How to make water with holes – knowledge

Suddenly there is a stabbing in the chest. The pain spreads into the left arm, the lower jaw, the stomach. Fear spreads, you are exhausted, sweating and pale as chalk: It is a heart attack. If the coronary arteries become blocked, the heart muscle is no longer supplied with sufficient blood – and therefore also no longer with oxygen.

In order to supply hypoxic, i.e. very low-oxygen blood, with fresh oxygen, a new type of material could be used in the future: “porous water”. Researchers from Harvard and Northwestern Universities report on this in a recent publication in Nature published work.

Porous water is a solution of finely distributed nanoparticles, each of which forms a cavity – practically a loophole – for gas molecules due to their crystal structure. The microporous particles enable aqueous fluids to absorb many times the amount of gas that would otherwise be possible. If such a gas-enriched suspension is added to a less gaseous liquid, such as hypoxic blood, the gas escapes from the loopholes and enriches the other liquid. The possible applications of porous liquids – as the relatively young field of research is commonly known – range from the biomedical field to the capture of carbon dioxide.

Blood can absorb ten times more oxygen than water

The hemoglobin in the red blood cells is actually responsible for carrying oxygen in the blood, through which the blood can absorb around ten times more oxygen than water. So far, it has not been possible to produce liquids with a similarly high oxygen content that are also biologically compatible. There is no lack of attempts to produce synthetic hemoglobin or microbubbles filled with oxygen from fats or polymers. The experiments often failed because of the absorption capacity of the gas carrier, or the method was technically too complex.

The authors of the study, led by Harvard researcher Daniel Erdosy, write that the gas absorption capacity of the porous water exceeds that of all previously known oxygen-carrying liquids. Other porous liquids are made by dissolving particles in them that have such a small cavity that only gas particles but no liquid particles can slip into them. However, this method is not practical for water: H₂O molecules are small enough to also enter cages intended for gas.

Instead, Erdosy’s researchers exploit the fact that it is thermodynamically unfavorable for water to penetrate the pores of certain crystals, since these are hydrophilic on the outside, i.e. water-attracting, but hydrophobic on the inside – and remain dry there. Such porous materials are on the one hand silicalite-1, an inorganic compound from the zeolite group of substances, and on the other hand so-called metal-organic framework compounds, MOFs for short (metal-organic frameworks).

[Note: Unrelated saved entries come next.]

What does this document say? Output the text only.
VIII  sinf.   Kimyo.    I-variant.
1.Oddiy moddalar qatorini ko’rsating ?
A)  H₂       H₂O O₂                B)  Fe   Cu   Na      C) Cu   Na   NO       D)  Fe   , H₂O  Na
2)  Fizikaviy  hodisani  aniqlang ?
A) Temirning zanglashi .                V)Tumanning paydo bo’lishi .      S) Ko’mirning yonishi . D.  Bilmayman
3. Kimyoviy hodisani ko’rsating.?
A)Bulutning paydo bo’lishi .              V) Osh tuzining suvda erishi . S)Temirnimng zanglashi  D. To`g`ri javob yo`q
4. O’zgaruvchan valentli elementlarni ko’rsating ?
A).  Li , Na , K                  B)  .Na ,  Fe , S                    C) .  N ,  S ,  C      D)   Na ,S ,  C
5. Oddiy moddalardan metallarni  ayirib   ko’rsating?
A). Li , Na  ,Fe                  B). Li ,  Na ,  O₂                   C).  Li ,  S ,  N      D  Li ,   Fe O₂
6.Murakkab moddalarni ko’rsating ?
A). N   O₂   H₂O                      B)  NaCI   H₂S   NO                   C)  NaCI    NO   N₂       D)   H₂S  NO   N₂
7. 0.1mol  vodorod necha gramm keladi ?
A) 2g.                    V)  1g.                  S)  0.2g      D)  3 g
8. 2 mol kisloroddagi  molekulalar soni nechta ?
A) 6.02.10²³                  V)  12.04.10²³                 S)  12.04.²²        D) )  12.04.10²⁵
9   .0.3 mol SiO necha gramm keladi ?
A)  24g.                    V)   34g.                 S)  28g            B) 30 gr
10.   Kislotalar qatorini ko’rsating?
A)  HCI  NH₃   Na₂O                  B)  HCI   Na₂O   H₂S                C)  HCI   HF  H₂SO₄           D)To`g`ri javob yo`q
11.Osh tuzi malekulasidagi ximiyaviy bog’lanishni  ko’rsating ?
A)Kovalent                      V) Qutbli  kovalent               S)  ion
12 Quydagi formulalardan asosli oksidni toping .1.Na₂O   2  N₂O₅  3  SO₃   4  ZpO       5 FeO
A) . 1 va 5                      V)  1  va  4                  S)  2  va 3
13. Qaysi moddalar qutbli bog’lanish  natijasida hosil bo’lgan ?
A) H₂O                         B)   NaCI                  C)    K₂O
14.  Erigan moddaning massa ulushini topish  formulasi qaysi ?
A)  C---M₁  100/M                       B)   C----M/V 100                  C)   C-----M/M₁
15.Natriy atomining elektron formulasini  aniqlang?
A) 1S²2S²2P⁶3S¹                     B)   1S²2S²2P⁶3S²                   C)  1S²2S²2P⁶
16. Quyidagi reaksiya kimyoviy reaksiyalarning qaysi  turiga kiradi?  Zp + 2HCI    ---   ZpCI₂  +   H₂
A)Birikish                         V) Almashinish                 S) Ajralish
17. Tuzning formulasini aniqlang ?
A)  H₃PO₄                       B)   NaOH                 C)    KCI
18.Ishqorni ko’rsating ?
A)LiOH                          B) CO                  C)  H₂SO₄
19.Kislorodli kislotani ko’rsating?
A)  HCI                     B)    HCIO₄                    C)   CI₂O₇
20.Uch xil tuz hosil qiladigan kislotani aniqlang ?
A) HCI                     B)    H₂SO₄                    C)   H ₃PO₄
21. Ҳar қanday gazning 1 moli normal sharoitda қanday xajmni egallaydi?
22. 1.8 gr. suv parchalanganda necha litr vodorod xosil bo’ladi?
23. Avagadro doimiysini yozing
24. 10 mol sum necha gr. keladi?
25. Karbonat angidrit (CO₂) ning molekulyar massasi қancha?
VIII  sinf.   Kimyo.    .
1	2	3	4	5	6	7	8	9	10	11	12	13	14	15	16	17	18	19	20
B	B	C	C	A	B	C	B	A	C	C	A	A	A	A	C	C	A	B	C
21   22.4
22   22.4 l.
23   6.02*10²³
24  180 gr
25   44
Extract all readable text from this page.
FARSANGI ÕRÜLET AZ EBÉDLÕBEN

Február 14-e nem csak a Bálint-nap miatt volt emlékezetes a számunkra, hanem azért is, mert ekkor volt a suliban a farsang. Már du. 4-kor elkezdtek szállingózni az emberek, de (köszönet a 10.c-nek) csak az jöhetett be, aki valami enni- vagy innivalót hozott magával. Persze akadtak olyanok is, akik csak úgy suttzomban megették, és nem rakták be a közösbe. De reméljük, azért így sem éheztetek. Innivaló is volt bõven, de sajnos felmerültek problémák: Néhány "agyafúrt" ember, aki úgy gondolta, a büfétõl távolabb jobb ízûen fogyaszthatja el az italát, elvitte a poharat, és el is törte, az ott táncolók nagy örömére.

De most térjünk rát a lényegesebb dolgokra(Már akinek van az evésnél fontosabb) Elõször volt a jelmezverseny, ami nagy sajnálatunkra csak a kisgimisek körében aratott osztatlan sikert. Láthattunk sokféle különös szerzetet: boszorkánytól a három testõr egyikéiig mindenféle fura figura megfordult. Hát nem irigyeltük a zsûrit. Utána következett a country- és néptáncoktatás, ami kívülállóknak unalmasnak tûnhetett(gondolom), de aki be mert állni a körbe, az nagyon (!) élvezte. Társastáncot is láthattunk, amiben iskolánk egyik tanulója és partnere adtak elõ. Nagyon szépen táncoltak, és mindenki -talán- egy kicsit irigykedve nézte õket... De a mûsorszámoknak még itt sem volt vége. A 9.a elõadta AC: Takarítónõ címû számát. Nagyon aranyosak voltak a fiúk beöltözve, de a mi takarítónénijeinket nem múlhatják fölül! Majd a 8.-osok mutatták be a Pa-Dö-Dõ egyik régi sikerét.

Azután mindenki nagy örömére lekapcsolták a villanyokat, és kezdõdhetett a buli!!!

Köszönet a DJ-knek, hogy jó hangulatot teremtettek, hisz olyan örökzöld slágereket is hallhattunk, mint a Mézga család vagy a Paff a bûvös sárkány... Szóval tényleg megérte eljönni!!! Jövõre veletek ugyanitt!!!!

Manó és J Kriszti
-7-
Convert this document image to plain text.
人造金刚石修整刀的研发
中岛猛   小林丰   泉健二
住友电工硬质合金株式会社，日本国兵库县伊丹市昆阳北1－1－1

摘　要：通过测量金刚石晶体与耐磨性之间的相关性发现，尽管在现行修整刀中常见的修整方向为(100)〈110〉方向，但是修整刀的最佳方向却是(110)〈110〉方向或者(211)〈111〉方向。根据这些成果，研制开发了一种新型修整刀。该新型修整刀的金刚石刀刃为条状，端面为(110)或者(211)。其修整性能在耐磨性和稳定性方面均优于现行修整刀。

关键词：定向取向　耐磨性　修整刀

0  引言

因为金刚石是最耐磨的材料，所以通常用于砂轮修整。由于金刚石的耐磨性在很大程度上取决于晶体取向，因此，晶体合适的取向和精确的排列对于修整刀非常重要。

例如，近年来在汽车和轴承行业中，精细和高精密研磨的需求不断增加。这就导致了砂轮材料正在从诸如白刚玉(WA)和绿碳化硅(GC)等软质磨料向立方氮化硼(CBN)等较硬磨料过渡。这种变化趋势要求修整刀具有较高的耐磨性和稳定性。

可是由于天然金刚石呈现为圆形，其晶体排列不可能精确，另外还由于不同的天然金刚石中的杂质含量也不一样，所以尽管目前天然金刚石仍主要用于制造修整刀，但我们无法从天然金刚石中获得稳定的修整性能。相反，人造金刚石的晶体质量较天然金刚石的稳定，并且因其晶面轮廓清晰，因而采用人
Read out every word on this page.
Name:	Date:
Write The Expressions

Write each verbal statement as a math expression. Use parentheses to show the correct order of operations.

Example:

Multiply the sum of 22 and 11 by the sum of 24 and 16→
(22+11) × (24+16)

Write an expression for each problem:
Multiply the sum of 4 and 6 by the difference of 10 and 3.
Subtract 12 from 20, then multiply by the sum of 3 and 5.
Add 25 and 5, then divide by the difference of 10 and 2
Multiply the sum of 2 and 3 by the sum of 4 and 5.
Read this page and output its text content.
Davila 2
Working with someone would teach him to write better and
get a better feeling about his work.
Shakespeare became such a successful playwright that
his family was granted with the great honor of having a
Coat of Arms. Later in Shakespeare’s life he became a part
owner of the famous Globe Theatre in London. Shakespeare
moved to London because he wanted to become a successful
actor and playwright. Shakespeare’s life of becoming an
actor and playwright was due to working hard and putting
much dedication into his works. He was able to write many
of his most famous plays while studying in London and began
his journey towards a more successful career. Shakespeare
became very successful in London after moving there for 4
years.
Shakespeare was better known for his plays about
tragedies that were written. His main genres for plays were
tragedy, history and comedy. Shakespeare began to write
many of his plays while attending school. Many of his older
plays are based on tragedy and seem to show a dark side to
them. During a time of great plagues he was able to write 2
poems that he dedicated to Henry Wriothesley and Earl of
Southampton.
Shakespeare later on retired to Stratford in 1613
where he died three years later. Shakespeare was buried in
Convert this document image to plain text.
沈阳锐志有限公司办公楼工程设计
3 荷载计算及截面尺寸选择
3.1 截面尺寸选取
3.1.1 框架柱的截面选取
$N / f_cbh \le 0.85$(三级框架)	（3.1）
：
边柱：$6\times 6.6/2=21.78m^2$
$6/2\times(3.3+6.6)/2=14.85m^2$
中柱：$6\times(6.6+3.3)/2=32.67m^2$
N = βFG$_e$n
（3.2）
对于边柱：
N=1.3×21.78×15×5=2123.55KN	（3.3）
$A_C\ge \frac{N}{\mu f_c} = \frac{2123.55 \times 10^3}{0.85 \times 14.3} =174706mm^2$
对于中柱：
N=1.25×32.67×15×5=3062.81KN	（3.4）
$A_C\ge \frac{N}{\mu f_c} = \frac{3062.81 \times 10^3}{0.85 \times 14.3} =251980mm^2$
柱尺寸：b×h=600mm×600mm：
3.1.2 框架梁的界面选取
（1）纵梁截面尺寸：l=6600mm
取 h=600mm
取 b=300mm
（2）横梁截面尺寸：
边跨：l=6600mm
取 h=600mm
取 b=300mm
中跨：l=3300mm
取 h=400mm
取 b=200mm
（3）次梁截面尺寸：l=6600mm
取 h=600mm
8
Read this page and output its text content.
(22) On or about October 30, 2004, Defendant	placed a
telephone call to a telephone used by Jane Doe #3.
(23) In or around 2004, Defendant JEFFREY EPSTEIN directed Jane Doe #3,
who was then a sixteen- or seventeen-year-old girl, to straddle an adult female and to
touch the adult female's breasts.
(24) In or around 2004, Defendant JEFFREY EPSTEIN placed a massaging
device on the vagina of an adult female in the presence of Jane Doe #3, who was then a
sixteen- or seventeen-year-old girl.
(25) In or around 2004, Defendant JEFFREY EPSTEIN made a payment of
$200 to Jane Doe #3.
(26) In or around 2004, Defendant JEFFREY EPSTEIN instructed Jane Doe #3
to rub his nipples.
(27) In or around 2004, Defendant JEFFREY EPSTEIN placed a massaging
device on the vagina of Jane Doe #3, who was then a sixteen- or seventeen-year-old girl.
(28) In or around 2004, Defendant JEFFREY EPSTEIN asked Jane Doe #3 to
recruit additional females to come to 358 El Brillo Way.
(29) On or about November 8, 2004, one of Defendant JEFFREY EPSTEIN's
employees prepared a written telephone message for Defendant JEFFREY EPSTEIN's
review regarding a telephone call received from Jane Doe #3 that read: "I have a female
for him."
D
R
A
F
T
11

“Ultimately, a zeolite is a porous stone that the researchers produce as a powder and then distribute in the water,” explains chemist Alexander Knebel, who researches porous materials at the University of Jena. “The colloidal solution, the fine distribution of the nanoparticles that float in the water and don’t sink, that’s the highlight.” Due to the dispersion of the microporous crystals, concentrations of up to 40 percent can be achieved – and a correspondingly high gas absorption capacity.

Nevertheless, Knebel still sees a lot of development work for the US scientists: “We are still miles away from medical applications for direct injection into the bloodstream.” The reason for this is that clinical approval procedures generally take a very long time and that silicon, which occurs in the silicalite-1 used, is only broken down to a small extent by the body. However, it is realistic to supply an artificial lung with oxygen using a porous liquid.

Porous liquids could also trap CO₂

Apart from the biomedical field, Knebel considers other areas of application for porous liquids to be promising: “I could imagine applications in gas separation.” Knebel’s working group is therefore working on MOFs, among other things, which are intended to make separation processes in chemistry more efficient. In addition, the porous materials could help capture CO₂ from industrial processes. To date, the exhaust gases have usually been passed through a solution containing chemicals such as alkali hydroxides or organic ammonia compounds that react with the CO₂ and thus wash it out.

A more efficient solution, which Knebel and other researchers have long pinned high hopes for, could be to force the exhaust gases through a porous fluid instead. The MOFs dissolved in it would only sieve out carbon dioxide, which would then remain trapped in the micropores of the MOFs – and could be stored underground.